The boredom factor comes and goes, sometimes running parallel with the stress. It’s not every day that you come across a webcomic-browsing ball of pent up stress, and I can’t think of another industry where this might be true. I’m stressed because unlike most problems, I can’t just log in to a control panel, click some buttons, and hey presto it’s fixed. With issues like this I have to rely on two things which all webmasters loathe: dns propagation times and hosting tech support.

Now to be fair, my hosts are among the best I’ve dealt with in terms of support (it’s why I’m with them), but even waiting five minutes for a reply about this problem I’m facing right now is torture; because I can’t do anything about it.
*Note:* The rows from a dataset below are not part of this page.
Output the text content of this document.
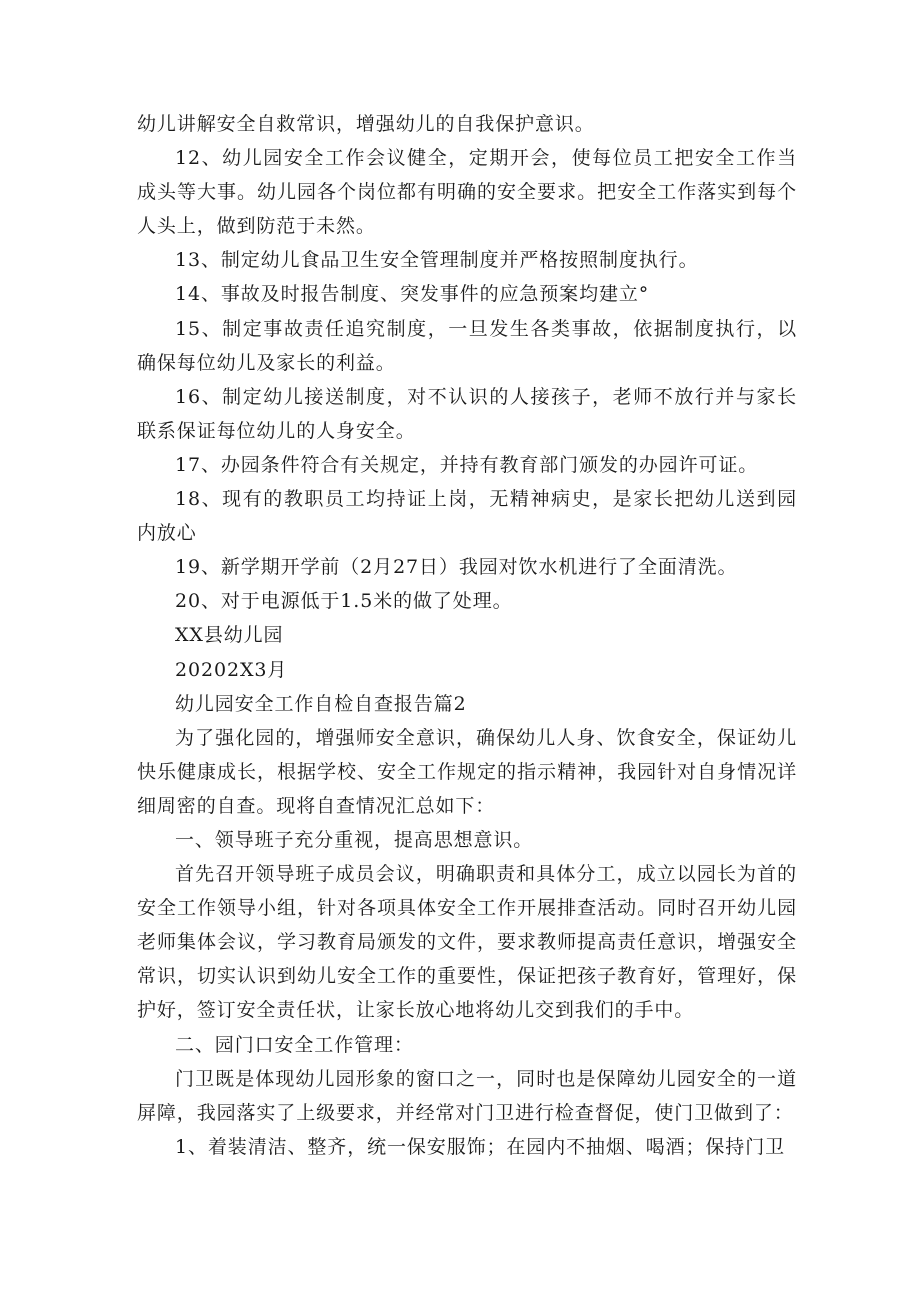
幼儿讲解安全自救常识，增强幼儿的自我保护意识。

12、幼儿园安全工作会议健全，定期开会，使每位员工把安全工作当成头等大事。幼儿园各个岗位都有明确的安全要求。把安全工作落实到每个人头上，做到防范于未然。

13、制定幼儿食品卫生安全管理制度并严格按照制度执行。

14、事故及时报告制度、突发事件的应急预案均建立°

15、制定事故责任追究制度，一旦发生各类事故，依据制度执行，以确保每位幼儿及家长的利益。

16、制定幼儿接送制度，对不认识的人接孩子，老师不放行并与家长联系保证每位幼儿的人身安全。

17、办园条件符合有关规定，并持有教育部门颁发的办园许可证。

18、现有的教职员工均持证上岗，无精神病史，是家长把幼儿送到园内放心

19、新学期开学前（2月27日）我园对饮水机进行了全面清洗。

20、对于电源低于1.5米的做了处理。

XX县幼儿园

20202X3月

幼儿园安全工作自检自查报告篇2

为了强化园的，增强师安全意识，确保幼儿人身、饮食安全，保证幼儿快乐健康成长，根据学校、安全工作规定的指示精神，我园针对自身情况详细周密的自查。现将自查情况汇总如下：

一、领导班子充分重视，提高思想意识。

首先召开领导班子成员会议，明确职责和具体分工，成立以园长为首的安全工作领导小组，针对各项具体安全工作开展排查活动。同时召开幼儿园老师集体会议，学习教育局颁发的文件，要求教师提高责任意识，增强安全常识，切实认识到幼儿安全工作的重要性，保证把孩子教育好，管理好，保护好，签订安全责任状，让家长放心地将幼儿交到我们的手中。

二、园门口安全工作管理：

门卫既是体现幼儿园形象的窗口之一，同时也是保障幼儿园安全的一道屏障，我园落实了上级要求，并经常对门卫进行检查督促，使门卫做到了：

1、着装清洁、整齐，统一保安服饰；在园内不抽烟、喝酒；保持门卫
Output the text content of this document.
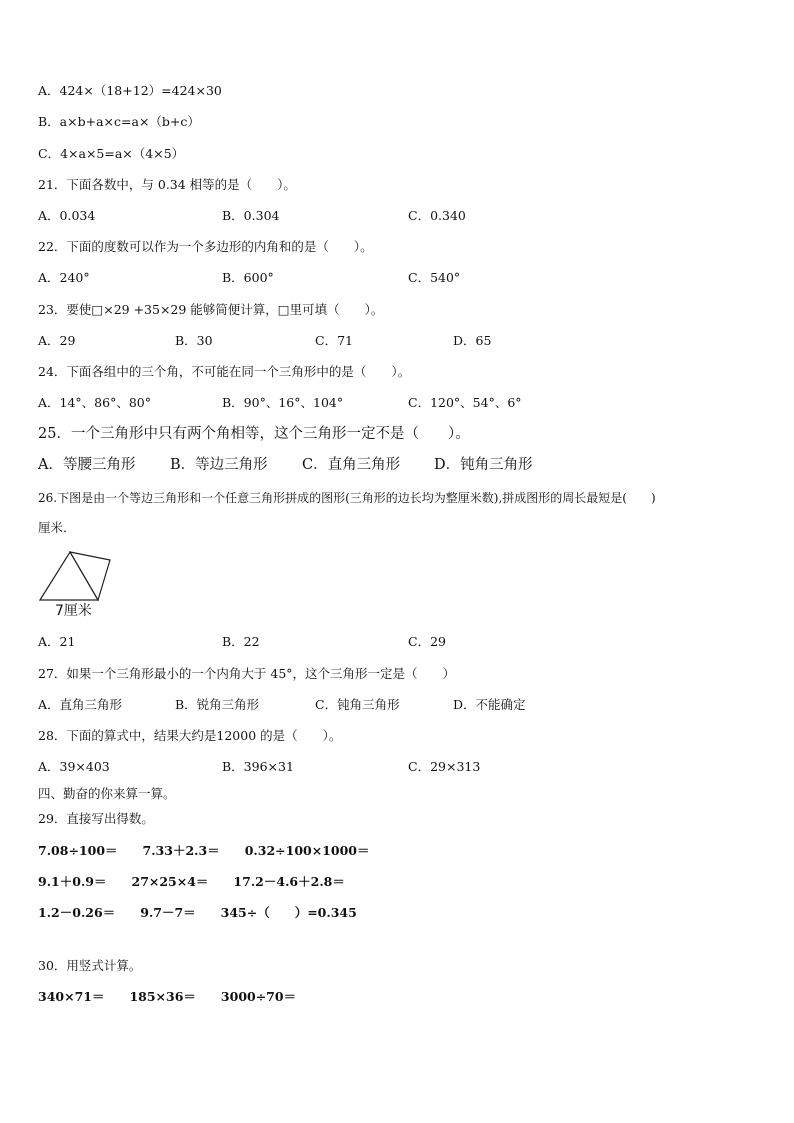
A．424×（18+12）=424×30
B．a×b+a×c=a×（b+c）
C．4×a×5=a×（4×5）
21．下面各数中，与 0.34 相等的是（　　）。
A．0.034	B．0.304	C．0.340
22．下面的度数可以作为一个多边形的内角和的是（　　）。
A．240°	B．600°	C．540°
23．要使□×29 +35×29 能够简便计算，□里可填（　　）。
A．29	B．30	C．71	D．65
24．下面各组中的三个角，不可能在同一个三角形中的是（　　）。
A．14°、86°、80°	B．90°、16°、104°	C．120°、54°、6°
25．一个三角形中只有两个角相等，这个三角形一定不是（　　）。
A．等腰三角形 B．等边三角形 C．直角三角形 D．钝角三角形
26.下图是由一个等边三角形和一个任意三角形拼成的图形(三角形的边长均为整厘米数),拼成图形的周长最短是(　　)
厘米.
7厘米
A．21	B．22	C．29
27．如果一个三角形最小的一个内角大于 45°，这个三角形一定是（　　）
A．直角三角形	B．锐角三角形	C．钝角三角形	D．不能确定
28．下面的算式中，结果大约是12000 的是（　　）。
A．39×403	B．396×31	C．29×313
四、勤奋的你来算一算。
29．直接写出得数。
7.08÷100＝　　7.33＋2.3＝　　0.32÷100×1000＝
9.1＋0.9＝　　27×25×4＝　　17.2－4.6＋2.8＝
1.2－0.26＝　　9.7－7＝　　345÷（　　）=0.345
30．用竖式计算。
340×71＝　　185×36＝　　3000÷70＝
It’s one of the worst feelings in the world for me, knowing what a problem is but being unable to solve it fast or having to wait on other people to do it for me. This is where the stress and boredom collide – I’m stressed because there’s a problem I can’t deal with directly, but I’m bored because until it’s fixed I can’t do much around here. I’m checking my email every 20 seconds and casually chatting to the office folk, but inside I’m worried as hell that emails arent getting to the people who need them in the company. Sure I’ve got a backup email server going that’s catching them all, but I won’t be able to push the emails until the problem is resolved, and I can’t fix it right now!

So I guess the point of this is to just give you a bit of insight into a problem that all webmasters will face at least once or twice in their careers, especially during site migrations.